According to Verzera et al. (2009), clementine was first discovered as an accidental hybrid in a mandarin plantation, where the trees were grown from seed in the vicinity of Oran, Algeria. It is known botanically as Citrus clementina Hort. ex Tan. [syn. C. reticulata Blanco (clementine cultivar)]. Because of the high quality of clementines, they have become very popular in Italy in Calabria and Sicily, where the main cultivars are ‘Commune,’ ‘Monreal,’ ‘Oroval’ and ‘Nules.’

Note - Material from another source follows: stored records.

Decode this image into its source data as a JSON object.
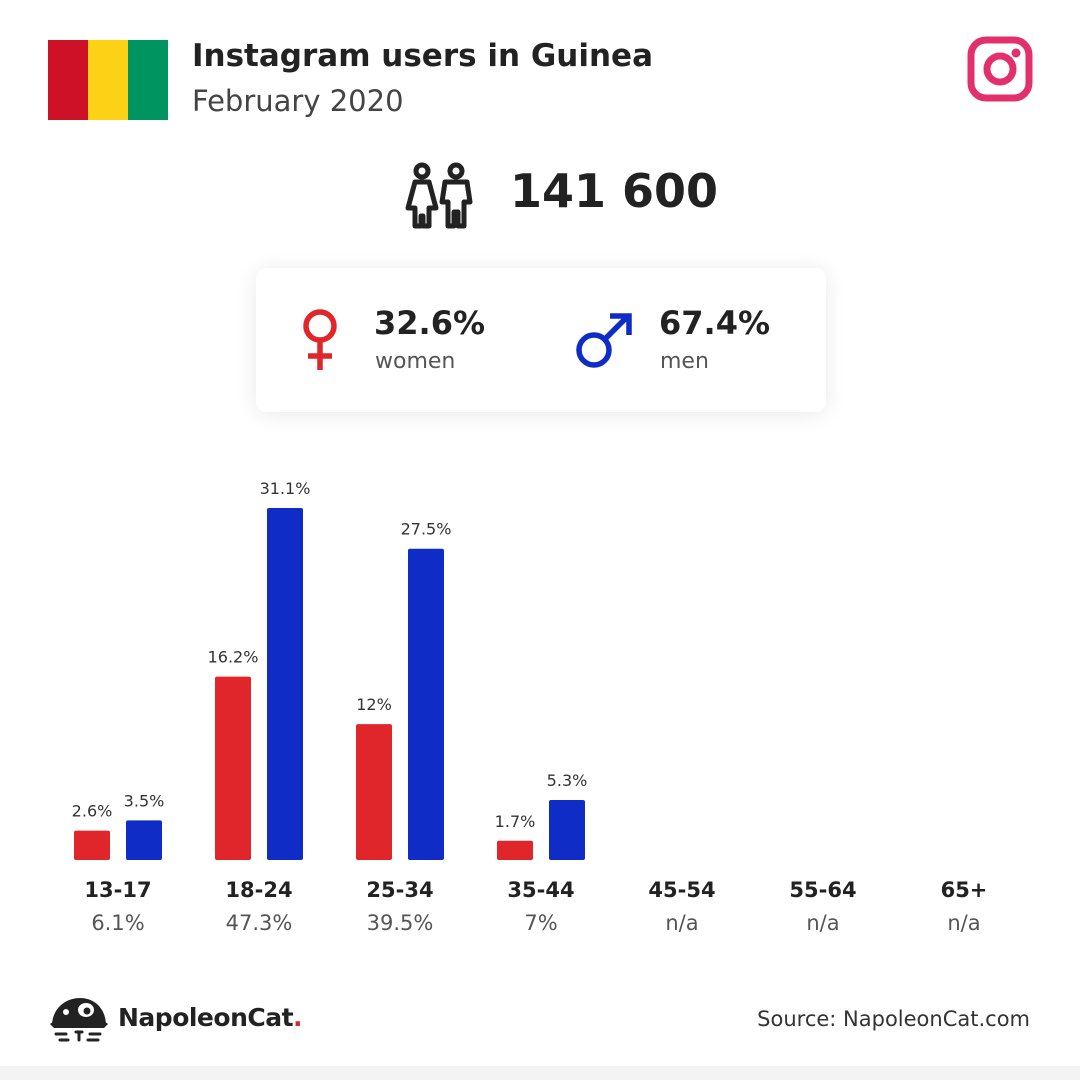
{
  "header": {
    "title": "Instagram users in Guinea",
    "subtitle": "February 2020",
    "flag_colors": [
      "#ce1126",
      "#fcd116",
      "#009460"
    ],
    "brand_icon": "instagram-icon"
  },
  "total": {
    "icon": "people-icon",
    "value": "141 600"
  },
  "gender": {
    "women": {
      "icon": "female-symbol-icon",
      "pct": "32.6%",
      "label": "women",
      "color": "#e0262b"
    },
    "men": {
      "icon": "male-symbol-icon",
      "pct": "67.4%",
      "label": "men",
      "color": "#0f2cc6"
    }
  },
  "chart_data": {
    "type": "bar",
    "categories": [
      "13-17",
      "18-24",
      "25-34",
      "35-44",
      "45-54",
      "55-64",
      "65+"
    ],
    "category_totals": [
      "6.1%",
      "47.3%",
      "39.5%",
      "7%",
      "n/a",
      "n/a",
      "n/a"
    ],
    "series": [
      {
        "values": [
          2.6,
          16.2,
          12,
          1.7,
          null,
          null,
          null
        ],
        "labels": [
          "2.6%",
          "16.2%",
          "12%",
          "1.7%",
          "",
          "",
          ""
        ],
        "color": "#e0262b"
      },
      {
        "values": [
          3.5,
          31.1,
          27.5,
          5.3,
          null,
          null,
          null
        ],
        "labels": [
          "3.5%",
          "31.1%",
          "27.5%",
          "5.3%",
          "",
          "",
          ""
        ],
        "color": "#0f2cc6"
      }
    ],
    "ylim": [
      0,
      31.1
    ],
    "grid": false
  },
  "footer": {
    "brand_name": "NapoleonCat",
    "brand_dot": ".",
    "logo_icon": "napoleoncat-logo-icon",
    "source": "Source: NapoleonCat.com"
  }
}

Five fresh clementines that were purchased from a local market in Spain were peeled, taking care not to injure the fruit segments. The peels were carefully sectioned and immediately frozen in liquid nitrogen, after which the solids were powdered using a blender. Extraction of this powder was performed immediately using methylene chloride (100 g powder and 5 x 100 mL solvent). After removing any traces of water with anhydrous Na2SO4, the extracts were combined and concentrated to 100 mL using a rotary film evaporator. The volatile fraction was then isolated using high-vacuum distillation. The volatile fraction was subjected to analysis by Buettner et al. (2003) using GC/MS.

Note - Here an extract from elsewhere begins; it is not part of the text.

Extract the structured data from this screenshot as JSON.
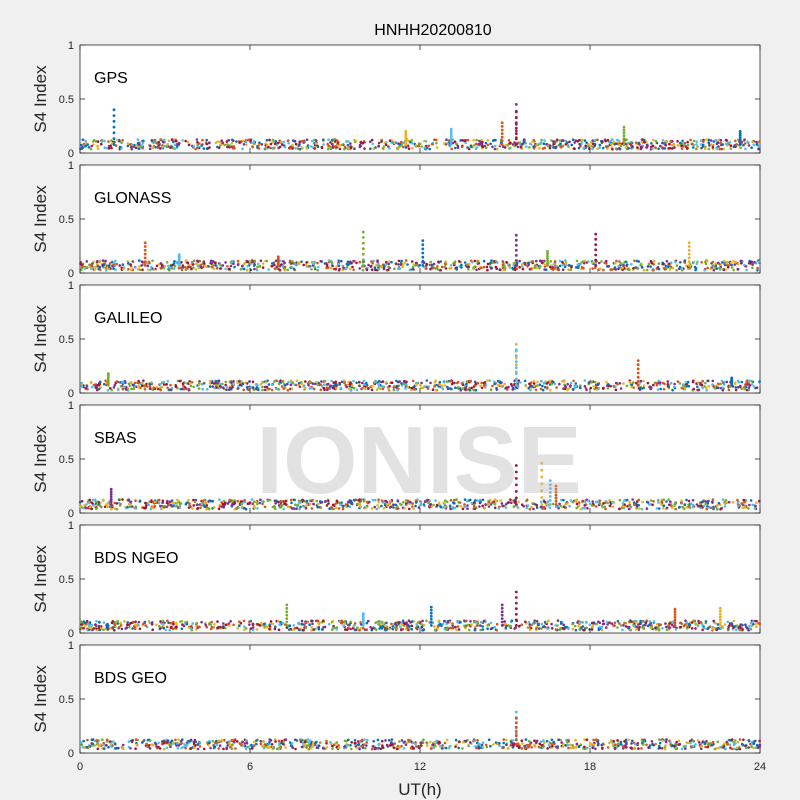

It was also sensorially analyzed using GC-olfactometry. Although the authors did not report any qualitative data, they did characterize α-pinene, (Z)-3-hexenal, myrcene, limonene, octanal, 1-octen-3- one, (Z)-octa-1,5-dien-3-one, nonanal, (Z)-6-nonenal, citronellal, decanal, (E)-2- nonenal, (Z)-4-decenal, linalool, octanol, undecanal, (E,Z)-2,4-nonadienal, (E,E)- 2,4-nonadienal, dodecanal, carvone, (E)-2-undecenal, (E,E)-2,4-decadienal, (E)-2-dodecenal, (E)-2-tridecenal, trans-4,5-epoxy-(E)-2-decenal, sotolone (3-hydroxy-4.5-dimethyl-2(5H) furanone), wine lactone (3,6-dimethyl- 3,4,5,7-detrahydro-3H-1-benzofuran- 2-one), β-sinensal, α-sinensal and vanillin as being components of this volatile fraction of clementine peel.